Those of you who live in Indianapolis have probably heard about the Super Bowl Shuffle. No, not the terrible 1985 video created by the Chicago Bears, but the equally terrible 2011 video created by the Indiana Visitors and Convention Association to promote the hospitality industry in Indianapolis at a hotel conference in Chicago. The video was originally intended just for this specialized audience, but in the way of the Internet, the silly thing quickly went viral, earning the derision of locals and out-of-towners alike across Twitter, the blogosphere and even ESPN.

The event was full of high drama–it makes Indianapolis look terrible! We look like unsophisticated rubes! This will ruin our chance on the national stage! People are swearing never to come to Indy because of the poor quality video! The ICVA even issued a sort of apology for the video.

Can we all just take a deep breath here?

The video has, as of this writing, received less than 5,000 8,000 views–hardly a viral sensation. There is absolutely nothing offensive in the video, unless you’re offended by bad lip syncing and awkward dancing.  It’s just a group of people excited about a big party we get to have here in town.

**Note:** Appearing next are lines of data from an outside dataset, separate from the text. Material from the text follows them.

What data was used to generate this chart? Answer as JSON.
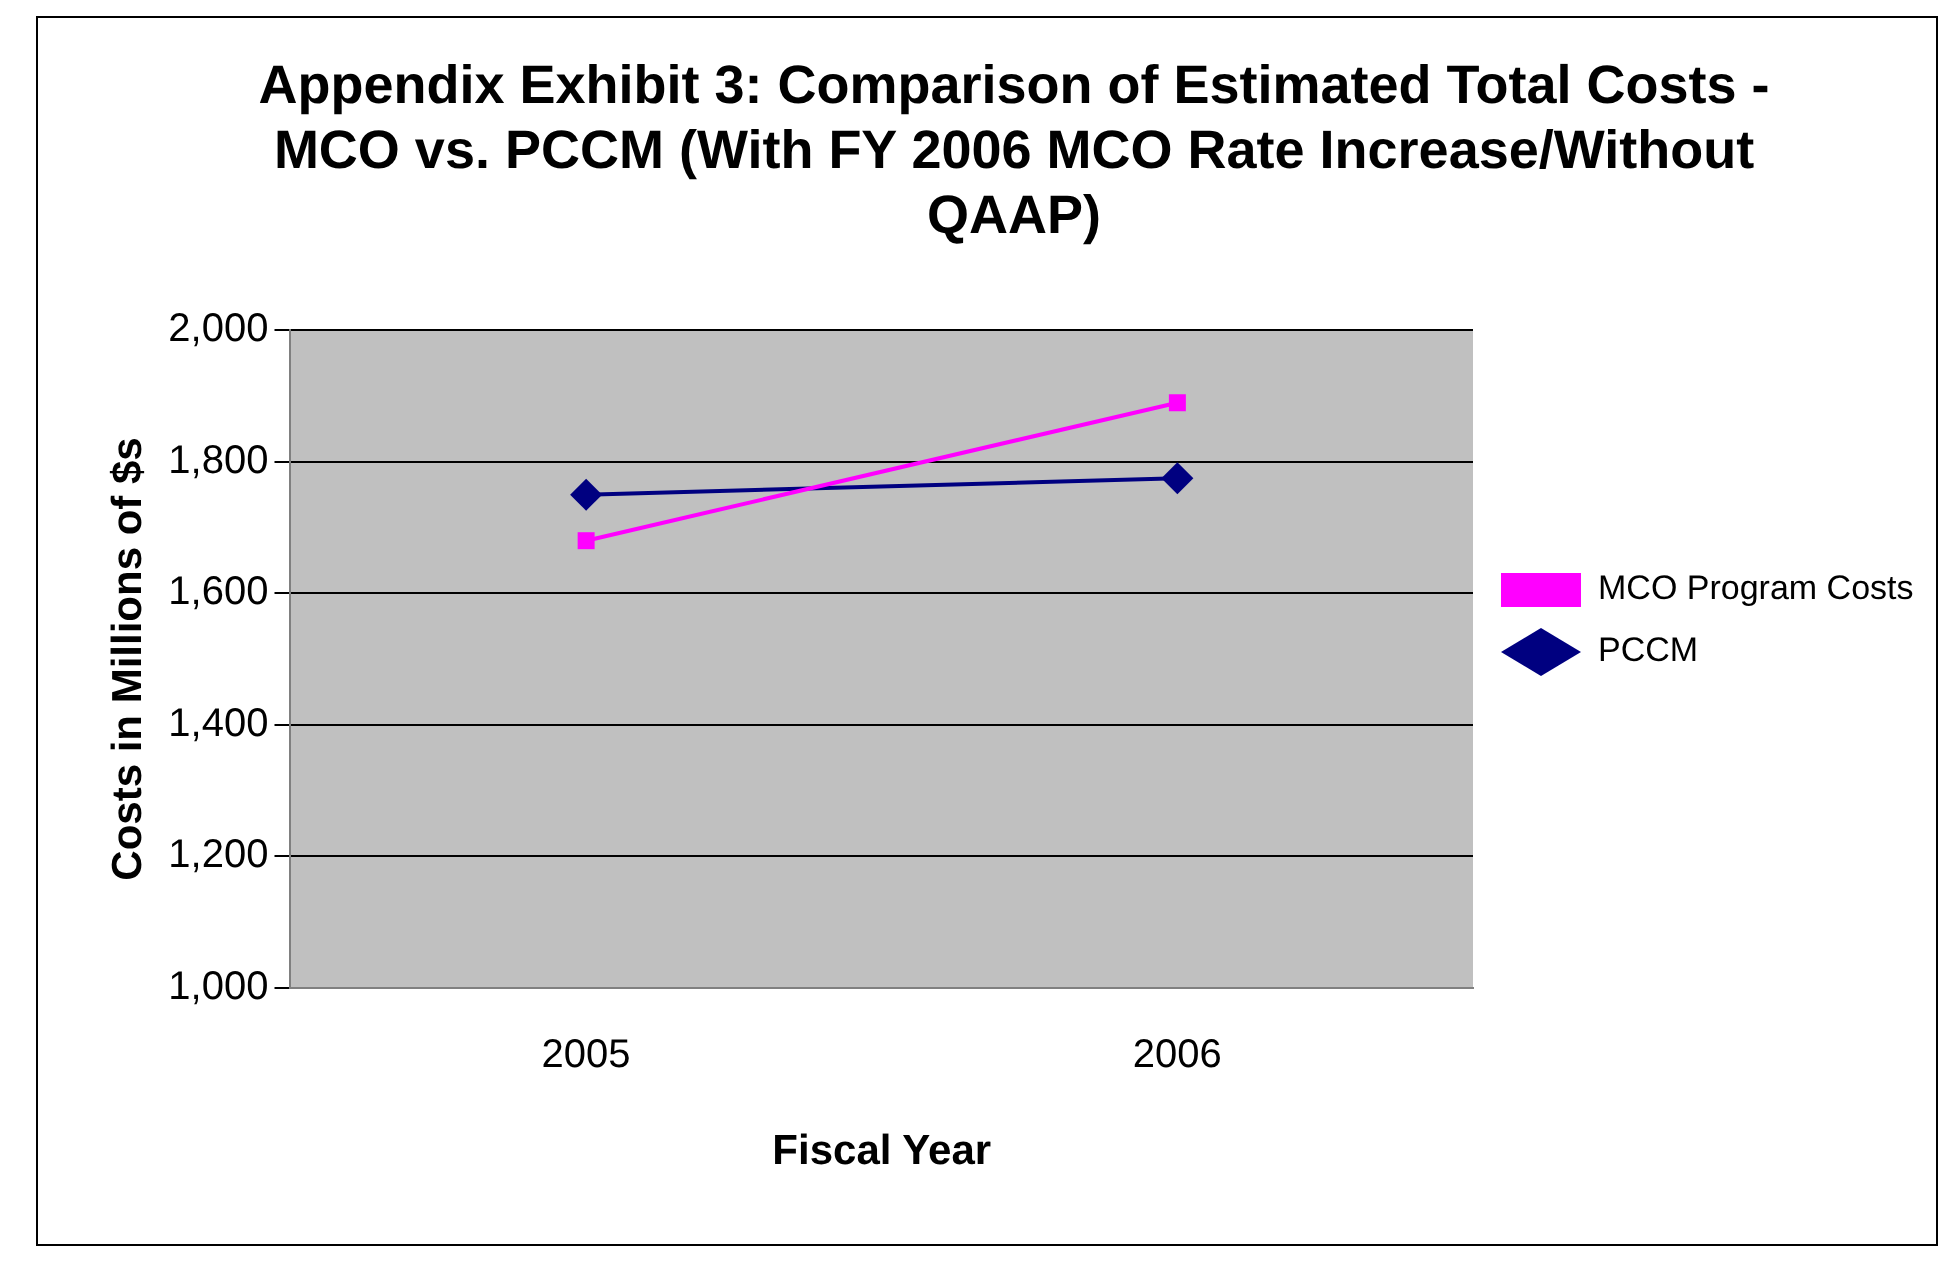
{
  "chart_data": {
    "type": "line",
    "title": "Appendix Exhibit 3: Comparison of Estimated Total Costs - MCO vs. PCCM (With FY 2006 MCO Rate Increase/Without QAAP)",
    "xlabel": "Fiscal Year",
    "ylabel": "Costs in Millions of $s",
    "categories": [
      "2005",
      "2006"
    ],
    "series": [
      {
        "name": "MCO Program Costs",
        "color": "#ff00ff",
        "marker": "square",
        "values": [
          1680,
          1890
        ]
      },
      {
        "name": "PCCM",
        "color": "#000080",
        "marker": "diamond",
        "values": [
          1750,
          1775
        ]
      }
    ],
    "ylim": [
      1000,
      2000
    ],
    "yticks": [
      {
        "value": 1000,
        "label": "1,000"
      },
      {
        "value": 1200,
        "label": "1,200"
      },
      {
        "value": 1400,
        "label": "1,400"
      },
      {
        "value": 1600,
        "label": "1,600"
      },
      {
        "value": 1800,
        "label": "1,800"
      },
      {
        "value": 2000,
        "label": "2,000"
      }
    ],
    "grid": "y",
    "legend": "right"
  }
}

ICVA doesn’t need to apologize. It doesn’t need to release a new video or keep defensively explaining that the video was made for a very specific audience. It needs to say, “here’s the video, isn’t it silly? Hope you enjoy it in the spirit in which it was made. Let’s make Super Bowl XLVI the best ever!” And then it needs to be quiet.

This isn’t a PR disaster case study, this isn’t a nightmare scenario. This was one group of people who underestimated the virality of the Internet and got a little embarrassed. It’s like your mom posting a video of you singing “I’m a Little Teapot” on Facebook–your friends may razz you for a while, but at the end  of the day, there’s no harm done. People will stop talking about it, people will forget about it and our Super Bowl is going to rock.

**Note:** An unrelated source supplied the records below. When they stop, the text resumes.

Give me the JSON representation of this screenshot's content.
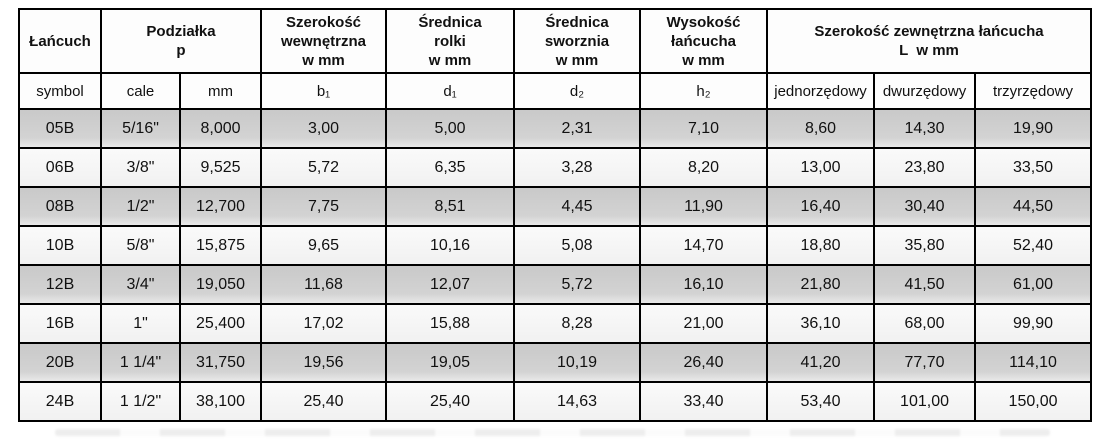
{
  "table": {
    "group_headers": [
      {
        "colspan": 1,
        "lines": [
          "Łańcuch"
        ]
      },
      {
        "colspan": 2,
        "lines": [
          "Podziałka",
          "p"
        ]
      },
      {
        "colspan": 1,
        "lines": [
          "Szerokość",
          "wewnętrzna",
          "w mm"
        ]
      },
      {
        "colspan": 1,
        "lines": [
          "Średnica",
          "rolki",
          "w mm"
        ]
      },
      {
        "colspan": 1,
        "lines": [
          "Średnica",
          "sworznia",
          "w mm"
        ]
      },
      {
        "colspan": 1,
        "lines": [
          "Wysokość",
          "łańcucha",
          "w mm"
        ]
      },
      {
        "colspan": 3,
        "lines": [
          "Szerokość zewnętrzna łańcucha",
          "L  w mm"
        ]
      }
    ],
    "sub_headers": [
      "symbol",
      "cale",
      "mm",
      "b₁",
      "d₁",
      "d₂",
      "h₂",
      "jednorzędowy",
      "dwurzędowy",
      "trzyrzędowy"
    ],
    "rows": [
      [
        "05B",
        "5/16\"",
        "8,000",
        "3,00",
        "5,00",
        "2,31",
        "7,10",
        "8,60",
        "14,30",
        "19,90"
      ],
      [
        "06B",
        "3/8\"",
        "9,525",
        "5,72",
        "6,35",
        "3,28",
        "8,20",
        "13,00",
        "23,80",
        "33,50"
      ],
      [
        "08B",
        "1/2\"",
        "12,700",
        "7,75",
        "8,51",
        "4,45",
        "11,90",
        "16,40",
        "30,40",
        "44,50"
      ],
      [
        "10B",
        "5/8\"",
        "15,875",
        "9,65",
        "10,16",
        "5,08",
        "14,70",
        "18,80",
        "35,80",
        "52,40"
      ],
      [
        "12B",
        "3/4\"",
        "19,050",
        "11,68",
        "12,07",
        "5,72",
        "16,10",
        "21,80",
        "41,50",
        "61,00"
      ],
      [
        "16B",
        "1\"",
        "25,400",
        "17,02",
        "15,88",
        "8,28",
        "21,00",
        "36,10",
        "68,00",
        "99,90"
      ],
      [
        "20B",
        "1 1/4\"",
        "31,750",
        "19,56",
        "19,05",
        "10,19",
        "26,40",
        "41,20",
        "77,70",
        "114,10"
      ],
      [
        "24B",
        "1 1/2\"",
        "38,100",
        "25,40",
        "25,40",
        "14,63",
        "33,40",
        "53,40",
        "101,00",
        "150,00"
      ]
    ],
    "column_keys": [
      "symbol",
      "cale",
      "mm",
      "b1",
      "d1",
      "d2",
      "h2",
      "jednorzedowy",
      "dwurzedowy",
      "trzyrzedowy"
    ],
    "row_shading_order": [
      "gray",
      "light"
    ],
    "colors": {
      "border": "#000000",
      "header_bg": "#fdfdfd",
      "row_gray": "#d2d2d2",
      "row_light": "#f4f4f4",
      "text": "#111111"
    }
  }
}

Indy, stop being so sensitive. Outsiders, stop being so judgmental. ICVA, stop being so defensive. We have bigger problems and more important goals to worry about than this one video. Let’s stop making mountains out of molehills and go back to throwing an incredible party come February.

Edit, 12/1/11, 9:40 a.m.: Last night, the ICVA chose to remove the video from YouTube. The right call or needlessly defensive? You be the judge.